HAVANA (Reuters) – Cuba freed some leading dissidents on Wednesday after holding them overnight to thwart an unauthorised demonstration in a crackdown that has tested its new detente with the United States.
Police arrested several political opponents on Tuesday and kept others under virtual house arrest ahead of an open microphone protest that was to have taken place outside the communist government headquarters in Havana’s Revolution Square.
The detentions were typical of how Cuba breaks up opposition protests but took on greater significance coming just two weeks after US President Barack Obama and Cuban President Raul Castro said on December 17 they would restore diplomatic ties and end decades of hostility.
Among those released on Wednesday was performance artist Tania Bruguera, who organised the demonstration. After about an hour of freedom, she was picked up again by police and lectured for about two-and-a-half hours, she said.

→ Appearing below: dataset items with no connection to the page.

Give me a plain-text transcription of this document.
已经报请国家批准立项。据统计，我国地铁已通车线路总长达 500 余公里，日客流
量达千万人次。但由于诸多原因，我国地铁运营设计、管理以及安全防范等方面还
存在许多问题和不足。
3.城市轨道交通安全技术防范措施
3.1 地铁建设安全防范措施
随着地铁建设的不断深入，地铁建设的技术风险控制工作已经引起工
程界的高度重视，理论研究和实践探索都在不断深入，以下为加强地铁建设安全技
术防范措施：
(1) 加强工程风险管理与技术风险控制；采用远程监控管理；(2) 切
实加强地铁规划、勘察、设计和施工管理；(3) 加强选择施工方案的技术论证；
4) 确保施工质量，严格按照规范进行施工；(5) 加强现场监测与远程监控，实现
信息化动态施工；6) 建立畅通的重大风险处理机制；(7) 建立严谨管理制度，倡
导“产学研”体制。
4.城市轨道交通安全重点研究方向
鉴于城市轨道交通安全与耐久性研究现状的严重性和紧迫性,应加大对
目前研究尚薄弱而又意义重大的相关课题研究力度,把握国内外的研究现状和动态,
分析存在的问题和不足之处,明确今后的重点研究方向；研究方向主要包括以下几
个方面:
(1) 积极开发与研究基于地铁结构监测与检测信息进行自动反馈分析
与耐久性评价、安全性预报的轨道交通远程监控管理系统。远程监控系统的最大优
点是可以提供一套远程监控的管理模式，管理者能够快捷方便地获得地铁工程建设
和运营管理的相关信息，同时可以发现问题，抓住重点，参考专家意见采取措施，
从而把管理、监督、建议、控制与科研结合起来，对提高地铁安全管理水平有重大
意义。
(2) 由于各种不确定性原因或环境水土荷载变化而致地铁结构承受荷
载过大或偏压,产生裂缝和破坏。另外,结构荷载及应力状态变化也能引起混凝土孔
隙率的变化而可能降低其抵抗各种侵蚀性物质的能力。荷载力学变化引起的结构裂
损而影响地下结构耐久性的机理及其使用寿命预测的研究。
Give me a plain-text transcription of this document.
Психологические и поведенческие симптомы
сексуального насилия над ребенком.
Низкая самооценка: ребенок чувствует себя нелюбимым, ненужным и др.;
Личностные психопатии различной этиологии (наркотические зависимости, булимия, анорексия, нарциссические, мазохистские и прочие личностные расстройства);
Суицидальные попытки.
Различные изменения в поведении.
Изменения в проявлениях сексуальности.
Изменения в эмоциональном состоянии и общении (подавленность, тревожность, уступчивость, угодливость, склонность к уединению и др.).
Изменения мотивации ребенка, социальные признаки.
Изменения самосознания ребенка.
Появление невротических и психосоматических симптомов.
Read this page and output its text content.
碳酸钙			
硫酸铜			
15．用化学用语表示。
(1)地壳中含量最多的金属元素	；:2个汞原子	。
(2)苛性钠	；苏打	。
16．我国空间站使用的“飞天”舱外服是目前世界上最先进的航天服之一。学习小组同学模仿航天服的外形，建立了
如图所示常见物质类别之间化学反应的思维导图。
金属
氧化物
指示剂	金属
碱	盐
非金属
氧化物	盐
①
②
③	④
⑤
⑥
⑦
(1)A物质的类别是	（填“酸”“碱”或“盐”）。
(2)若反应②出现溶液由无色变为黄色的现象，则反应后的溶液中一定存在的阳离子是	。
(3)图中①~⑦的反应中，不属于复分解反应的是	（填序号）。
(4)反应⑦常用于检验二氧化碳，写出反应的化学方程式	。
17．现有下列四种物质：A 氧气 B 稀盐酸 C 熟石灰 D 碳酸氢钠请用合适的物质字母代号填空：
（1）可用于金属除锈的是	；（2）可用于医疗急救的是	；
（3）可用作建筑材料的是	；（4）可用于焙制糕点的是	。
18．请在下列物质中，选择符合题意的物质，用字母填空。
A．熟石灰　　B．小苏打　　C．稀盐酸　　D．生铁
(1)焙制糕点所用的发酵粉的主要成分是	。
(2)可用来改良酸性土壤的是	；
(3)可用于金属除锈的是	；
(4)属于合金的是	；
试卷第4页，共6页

Between her back-to-back detentions, she told Reuters in an interview that she planned to hold a similar, scaled down event on the seafront near her mother’s home. But as she walked toward it she was picked up by plainclothes officers for a second time.
The planned event never took place.
“I’m not doing this as a dissident, I’m doing it as a normal person,” she said at her mother’s apartment just minutes before her second arrest. “I’m not a counter-revolutionary, like they say. I’m from a revolutionary family. I’m going to continue the project.”
A Cuban government official declined to comment.